- Decades:: 1910s; 1920s; 1930s; 1940s;
- See also:: Other events of 1920; History of Czechoslovakia; Years in Czechoslovakia;

= 1920 in Czechoslovakia =

Events from the year 1920 in Czechoslovakia. The year saw the state adopt a new constitution and hold its first parliamentary elections.

==Incumbents==
- President: Tomáš Masaryk.
- Prime Minister:
  - Vlastimil Tusar (until 15 September).
  - Jan Černý (from 15 September).

==Events==
- 29 February – A new constitution is adopted with the president elected by a National Assembly. The constitution also rules that the country been known as Czechoslovakia, ending the hyphen war.
- 18 April – Elections are held for the Chamber of Deputies of the National Assembly.
- 23 April – The Czechoslovak team participates for the first time in the Summer Olympics.
- 25 April – Elections are held for the Senate.
- 29 April – The Czechoslovak ice hockey team wins the first Olympic bronze medal, in ice hockey.
- 27 May – Tomáš Masaryk is re-elected president.
- 4 June – The Treaty of Trianon is signed, confirming that Carpathian Ruthenia is part of Czechoslovakia.
- 28 July – Czechoslovakia and Poland agree their border around Český Těšín.
- 14 August – An alliance is signed between Czechoslovakia and Yugoslavia.

==Popular culture==
===Film===
- Gilly in Prague for the First Time (Gilly poprvé v Praze), directed by Karel Lamač, is released.
- For the Freedom of the Nation (Za svobodu národa), directed by Václav Binovec, is released.

===Music===
- Bohuslav Martinů composes Three Slovak Songs.
- Leoš Janáček's Káťa Kabanová and The Excursions of Mr.
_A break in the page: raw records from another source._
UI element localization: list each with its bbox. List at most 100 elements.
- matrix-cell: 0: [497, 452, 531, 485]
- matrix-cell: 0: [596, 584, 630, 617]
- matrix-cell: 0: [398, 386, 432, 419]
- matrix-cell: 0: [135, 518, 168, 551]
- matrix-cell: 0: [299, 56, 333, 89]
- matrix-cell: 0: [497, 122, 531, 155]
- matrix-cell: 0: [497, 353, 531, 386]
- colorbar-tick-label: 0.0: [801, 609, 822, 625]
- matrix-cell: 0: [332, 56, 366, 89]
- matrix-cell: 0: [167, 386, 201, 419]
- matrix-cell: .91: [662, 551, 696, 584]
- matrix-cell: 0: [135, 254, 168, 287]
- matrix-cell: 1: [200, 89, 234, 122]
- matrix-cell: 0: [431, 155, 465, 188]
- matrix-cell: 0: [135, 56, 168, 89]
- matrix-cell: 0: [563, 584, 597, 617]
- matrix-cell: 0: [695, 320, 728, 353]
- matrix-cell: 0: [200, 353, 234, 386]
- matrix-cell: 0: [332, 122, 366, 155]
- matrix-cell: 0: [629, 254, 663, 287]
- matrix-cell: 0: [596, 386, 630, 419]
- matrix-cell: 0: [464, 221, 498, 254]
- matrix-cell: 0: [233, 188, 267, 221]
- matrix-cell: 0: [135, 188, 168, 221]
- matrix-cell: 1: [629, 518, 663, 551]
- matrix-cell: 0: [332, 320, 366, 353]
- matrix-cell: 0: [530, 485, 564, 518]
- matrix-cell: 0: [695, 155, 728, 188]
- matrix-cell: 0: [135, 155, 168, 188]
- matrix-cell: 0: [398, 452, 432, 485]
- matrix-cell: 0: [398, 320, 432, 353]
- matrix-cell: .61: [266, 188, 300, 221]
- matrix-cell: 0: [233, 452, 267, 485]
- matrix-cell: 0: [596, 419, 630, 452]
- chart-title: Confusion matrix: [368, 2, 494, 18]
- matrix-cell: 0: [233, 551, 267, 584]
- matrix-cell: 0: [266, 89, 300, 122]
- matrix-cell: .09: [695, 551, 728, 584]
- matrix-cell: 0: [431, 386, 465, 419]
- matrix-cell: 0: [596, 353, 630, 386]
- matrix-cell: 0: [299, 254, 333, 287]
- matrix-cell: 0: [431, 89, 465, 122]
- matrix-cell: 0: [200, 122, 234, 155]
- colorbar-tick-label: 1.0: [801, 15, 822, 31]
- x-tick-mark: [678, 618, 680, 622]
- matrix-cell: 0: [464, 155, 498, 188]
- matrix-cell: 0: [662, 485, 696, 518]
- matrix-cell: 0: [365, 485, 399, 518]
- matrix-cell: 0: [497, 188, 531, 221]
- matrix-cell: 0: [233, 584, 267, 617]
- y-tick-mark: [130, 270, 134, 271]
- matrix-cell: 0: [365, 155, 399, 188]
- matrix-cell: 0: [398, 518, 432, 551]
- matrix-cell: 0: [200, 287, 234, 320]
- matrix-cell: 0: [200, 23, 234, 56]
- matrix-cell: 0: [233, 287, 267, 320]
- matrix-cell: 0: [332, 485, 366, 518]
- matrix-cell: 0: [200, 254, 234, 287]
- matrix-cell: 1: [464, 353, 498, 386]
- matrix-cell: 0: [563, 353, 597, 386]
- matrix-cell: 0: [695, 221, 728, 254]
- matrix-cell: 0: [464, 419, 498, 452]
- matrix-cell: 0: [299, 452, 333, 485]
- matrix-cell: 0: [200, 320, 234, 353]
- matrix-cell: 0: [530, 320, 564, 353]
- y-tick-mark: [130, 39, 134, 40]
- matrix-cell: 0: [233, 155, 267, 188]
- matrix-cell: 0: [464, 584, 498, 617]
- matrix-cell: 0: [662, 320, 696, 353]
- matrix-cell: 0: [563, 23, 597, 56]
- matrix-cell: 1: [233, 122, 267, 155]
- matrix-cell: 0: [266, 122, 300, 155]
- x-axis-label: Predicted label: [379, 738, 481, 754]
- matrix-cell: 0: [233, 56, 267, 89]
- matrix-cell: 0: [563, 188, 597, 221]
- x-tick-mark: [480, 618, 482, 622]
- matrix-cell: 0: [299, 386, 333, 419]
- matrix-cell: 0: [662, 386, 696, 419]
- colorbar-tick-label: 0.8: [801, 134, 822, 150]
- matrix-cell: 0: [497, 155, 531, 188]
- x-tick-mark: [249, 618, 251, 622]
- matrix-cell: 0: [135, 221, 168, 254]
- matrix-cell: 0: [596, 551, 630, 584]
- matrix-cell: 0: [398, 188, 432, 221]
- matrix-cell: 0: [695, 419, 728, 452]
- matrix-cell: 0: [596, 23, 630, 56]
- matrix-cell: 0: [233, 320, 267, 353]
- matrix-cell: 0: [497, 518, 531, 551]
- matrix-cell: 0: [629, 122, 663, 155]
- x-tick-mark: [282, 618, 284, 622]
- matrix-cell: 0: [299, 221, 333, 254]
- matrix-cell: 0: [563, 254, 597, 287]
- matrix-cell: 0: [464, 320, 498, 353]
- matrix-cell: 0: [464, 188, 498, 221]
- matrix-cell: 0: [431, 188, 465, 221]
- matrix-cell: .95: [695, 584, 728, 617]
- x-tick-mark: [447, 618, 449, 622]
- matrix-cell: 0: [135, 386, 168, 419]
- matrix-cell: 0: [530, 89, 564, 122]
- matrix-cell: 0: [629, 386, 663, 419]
Brouček to the Moon and to the 15th Century are first performed.
- The Prague Quartet is founded.

==Births==
- 5 April Aniela Kupiec, Polish poet born in Cieszyn Silesia (died 2019).
- 23 August – Wanda Jablonski, investigative reporter of the petroleum industry (died 1992).
- 12 September – Lore Schirmer, Kabarett artist and standup comedian (died 1994).
- 3 November – Herta Lindner, member of the German resistance to Nazism (died 1943).
- 21 December – Olga Šilhánová, gymnast, gold medal winner at the 1948 Summer Olympics (died 1986).

==Deaths==
- 1 May – Hanuš Wihan, cellist (born 1855).
- 6 December – Karel Kovařovic, composer and conductor (born 1862).